Maricopa Sun Solar Energy Complex
The proposed site for Maricopa Orchards’ solar energy complex was composed of 6,000-acres of undeveloped agricultural land which potentially harbored a wide variety of threatened, endangered, and protected species. The large project size, broadly separated configuration of the project, and close proximity of existing wildlife populations created the potential for taking of species and affect a wildlife dispersal corridor. Impacts of the project needed to be identified and documented, avoidance and minimization measures developed, compensatory lands acquired, and permits from regulatory agencies acquired. Of primary concern was that the landowner, Maricopa Orchards, was not envisioned to be the developer, but rather properties would be pre-permitted for solar development, and then sold or leased to solar developing interests.
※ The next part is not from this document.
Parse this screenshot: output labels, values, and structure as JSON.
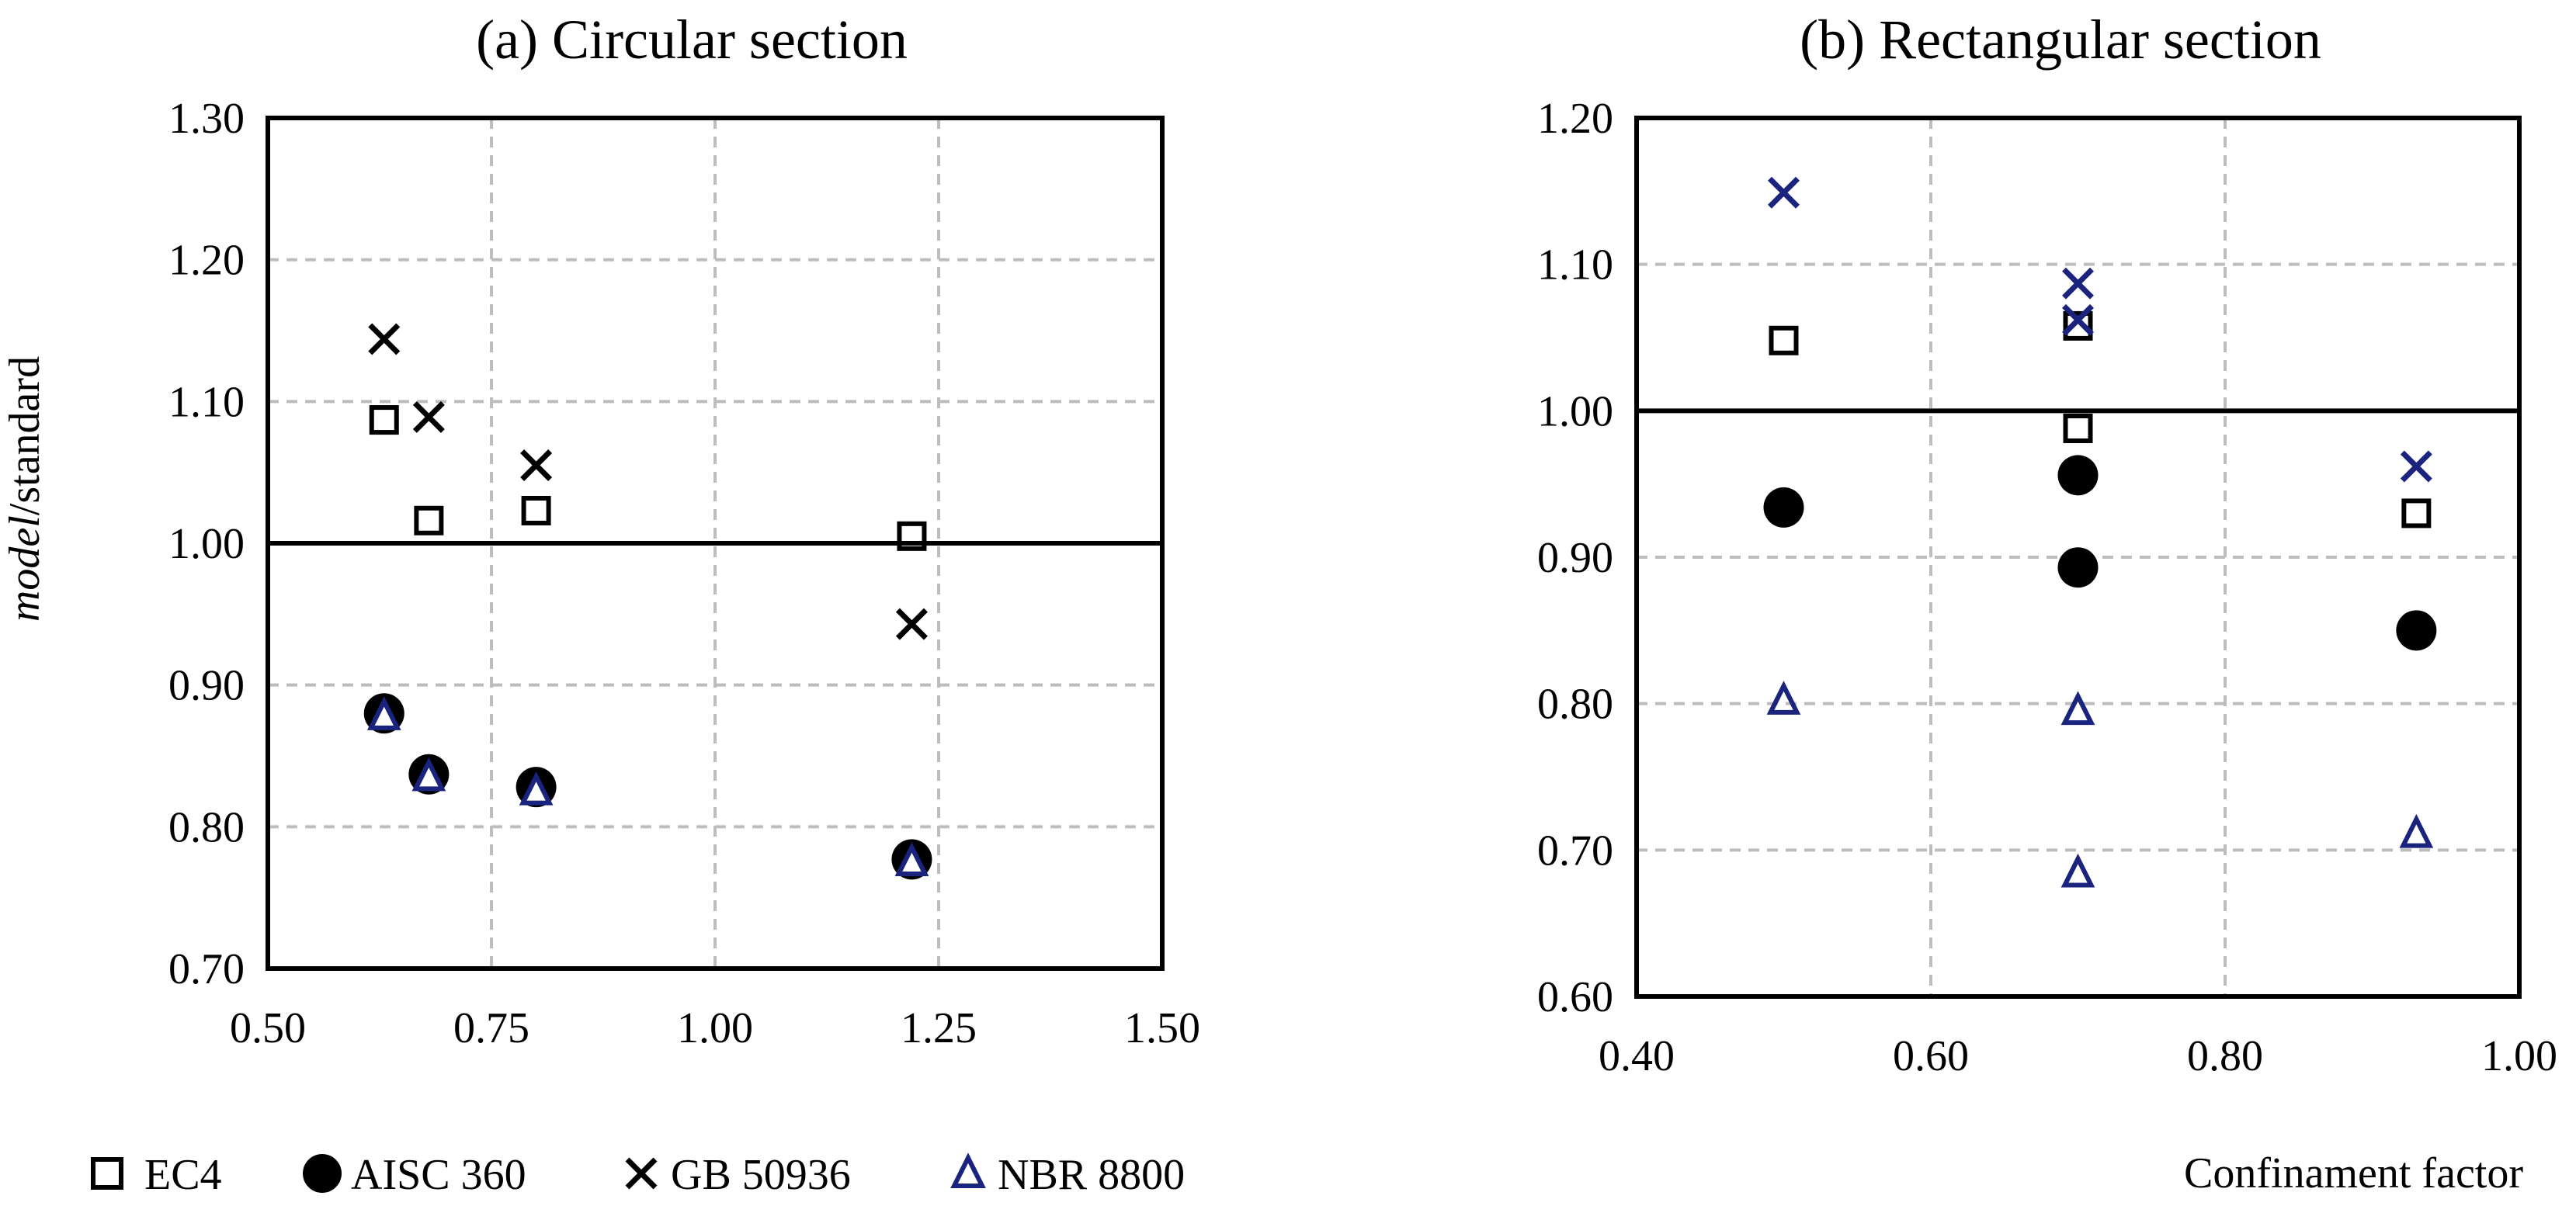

QK worked with Maricopa Orchards to conduct all studies required for the development of a 700-MW solar project on private lands without federal subsidies. QK conducted all required studies, coordinated and consulted with resource agency staff, provided all applications and plans for all project permits, and created the Mitigation Monitoring and Reporting Plan (MMRP) for the project. QK also developed management plans for the compensatory lands, which were also owned by Maricopa Orchards. Several unique and never-before-attempted solutions to agency concerns were developed including a “springing” conservation easement that was applied to solar lands and a phased approach to compensation and mitigation.
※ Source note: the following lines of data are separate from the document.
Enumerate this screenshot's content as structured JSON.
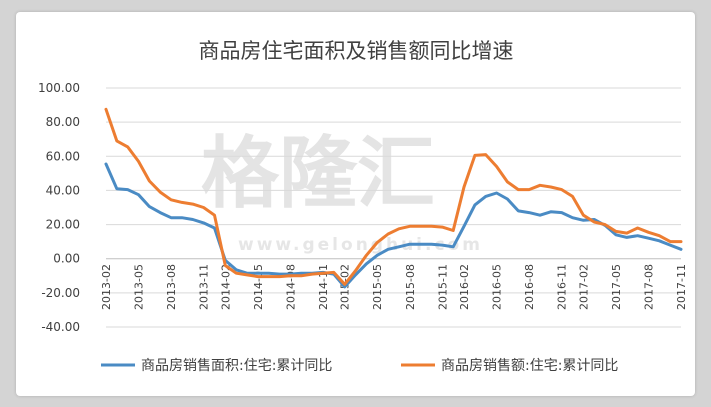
{
  "chart_data": {
    "type": "line",
    "title": "商品房住宅面积及销售额同比增速",
    "xlabel": "",
    "ylabel": "",
    "ylim": [
      -40,
      100
    ],
    "yticks": [
      "100.00",
      "80.00",
      "60.00",
      "40.00",
      "20.00",
      "0.00",
      "-20.00",
      "-40.00"
    ],
    "x_tick_labels": [
      "2013-02",
      "2013-05",
      "2013-08",
      "2013-11",
      "2014-02",
      "2014-05",
      "2014-08",
      "2014-11",
      "2015-02",
      "2015-05",
      "2015-08",
      "2015-11",
      "2016-02",
      "2016-05",
      "2016-08",
      "2016-11",
      "2017-02",
      "2017-05",
      "2017-08",
      "2017-11"
    ],
    "x": [
      "2013-02",
      "2013-03",
      "2013-04",
      "2013-05",
      "2013-06",
      "2013-07",
      "2013-08",
      "2013-09",
      "2013-10",
      "2013-11",
      "2013-12",
      "2014-02",
      "2014-03",
      "2014-04",
      "2014-05",
      "2014-06",
      "2014-07",
      "2014-08",
      "2014-09",
      "2014-10",
      "2014-11",
      "2014-12",
      "2015-02",
      "2015-03",
      "2015-04",
      "2015-05",
      "2015-06",
      "2015-07",
      "2015-08",
      "2015-09",
      "2015-10",
      "2015-11",
      "2015-12",
      "2016-02",
      "2016-03",
      "2016-04",
      "2016-05",
      "2016-06",
      "2016-07",
      "2016-08",
      "2016-09",
      "2016-10",
      "2016-11",
      "2016-12",
      "2017-02",
      "2017-03",
      "2017-04",
      "2017-05",
      "2017-06",
      "2017-07",
      "2017-08",
      "2017-09",
      "2017-10",
      "2017-11"
    ],
    "series": [
      {
        "name": "商品房销售面积:住宅:累计同比",
        "color": "#4a8bc4",
        "values": [
          55.5,
          41,
          40.5,
          37.5,
          30.5,
          27,
          24,
          24,
          23,
          21,
          18,
          -1,
          -6.5,
          -8.5,
          -8.5,
          -8.5,
          -9,
          -9,
          -8.5,
          -8.5,
          -8,
          -9,
          -16.5,
          -9.5,
          -3,
          2,
          5.5,
          7,
          8.5,
          8.5,
          8.5,
          8,
          7,
          19,
          31.5,
          36.5,
          38.5,
          35,
          28,
          27,
          25.5,
          27.5,
          27,
          24,
          22.5,
          23,
          19.5,
          14,
          12.5,
          13.5,
          12,
          10.5,
          8,
          5.5
        ]
      },
      {
        "name": "商品房销售额:住宅:累计同比",
        "color": "#ed7d31",
        "values": [
          87.5,
          69,
          65.5,
          57,
          45.5,
          39,
          34.5,
          33,
          32,
          30,
          25.5,
          -4,
          -8.5,
          -9.5,
          -10.5,
          -10.5,
          -10.5,
          -10,
          -10,
          -9,
          -8.5,
          -8,
          -15,
          -7,
          2,
          9.5,
          14.5,
          17.5,
          19,
          19,
          19,
          18.5,
          16.5,
          42,
          60.5,
          61,
          54,
          45,
          40.5,
          40.5,
          43,
          42,
          40.5,
          36.5,
          25.5,
          21.5,
          20,
          16,
          15,
          18,
          15.5,
          13.5,
          10,
          10
        ]
      }
    ],
    "legend": {
      "position": "bottom"
    },
    "grid": {
      "horizontal": true,
      "vertical": false
    }
  },
  "watermark": {
    "main_text": "格隆汇",
    "url_text": "www.gelonghui.com"
  }
}
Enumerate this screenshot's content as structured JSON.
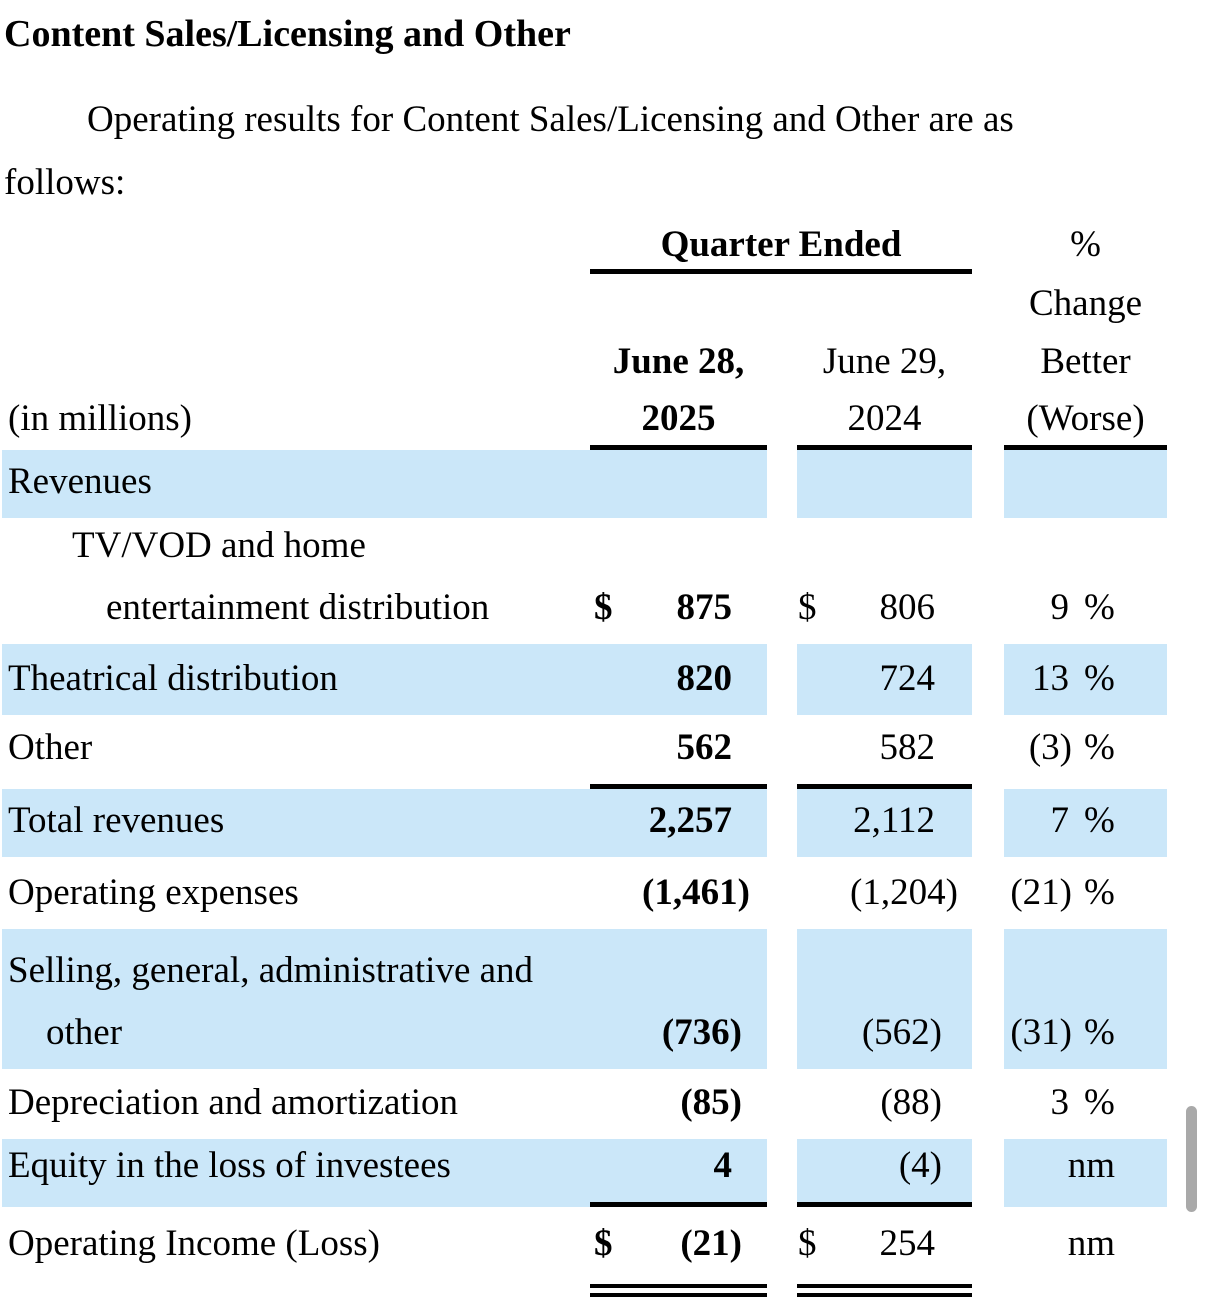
{
  "heading": "Content Sales/Licensing and Other",
  "intro": {
    "line1": "Operating results for Content Sales/Licensing and Other are as",
    "line2": "follows:"
  },
  "table": {
    "quarter_ended_label": "Quarter Ended",
    "pct_change_header": {
      "line1": "%",
      "line2": "Change",
      "line3": "Better",
      "line4": "(Worse)"
    },
    "period_2025": {
      "line1": "June 28,",
      "line2": "2025"
    },
    "period_2024": {
      "line1": "June 29,",
      "line2": "2024"
    },
    "units_label": "(in millions)",
    "rows": {
      "revenues_header": {
        "label": "Revenues"
      },
      "tv_vod": {
        "label_line1": "TV/VOD and home",
        "label_line2": "entertainment distribution",
        "dollar_2025": "$",
        "val_2025": "875",
        "dollar_2024": "$",
        "val_2024": "806",
        "pct": "9",
        "pct_sign": "%"
      },
      "theatrical": {
        "label": "Theatrical distribution",
        "val_2025": "820",
        "val_2024": "724",
        "pct": "13",
        "pct_sign": "%"
      },
      "other": {
        "label": "Other",
        "val_2025": "562",
        "val_2024": "582",
        "pct": "(3)",
        "pct_sign": "%"
      },
      "total_revenues": {
        "label": "Total revenues",
        "val_2025": "2,257",
        "val_2024": "2,112",
        "pct": "7",
        "pct_sign": "%"
      },
      "operating_expenses": {
        "label": "Operating expenses",
        "val_2025": "(1,461)",
        "val_2024": "(1,204)",
        "pct": "(21)",
        "pct_sign": "%"
      },
      "sga": {
        "label_line1": "Selling, general, administrative and",
        "label_line2": "other",
        "val_2025": "(736)",
        "val_2024": "(562)",
        "pct": "(31)",
        "pct_sign": "%"
      },
      "depreciation": {
        "label": "Depreciation and amortization",
        "val_2025": "(85)",
        "val_2024": "(88)",
        "pct": "3",
        "pct_sign": "%"
      },
      "equity": {
        "label": "Equity in the loss of investees",
        "val_2025": "4",
        "val_2024": "(4)",
        "pct": "nm"
      },
      "operating_income": {
        "label": "Operating Income (Loss)",
        "dollar_2025": "$",
        "val_2025": "(21)",
        "dollar_2024": "$",
        "val_2024": "254",
        "pct": "nm"
      }
    }
  },
  "colors": {
    "row_band": "#cbe7f9",
    "text": "#000000",
    "background": "#ffffff",
    "scrollbar_thumb": "#a9a9a9"
  }
}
All project permits were approved, the environmental process completed, one 160-acre solar facility has been constructed, and nearly 80-percent of the land entitled for solar has now been sold or is in escrow. An extremely low mitigation ratio was negotiated, based upon site-specific conditions, that resulted in a compensation ratio of approximately 0.5 acres preserved for each acre of solar developed, plus the conversion of solar lands to conservation lands once decommissioning of the solar sites is realized.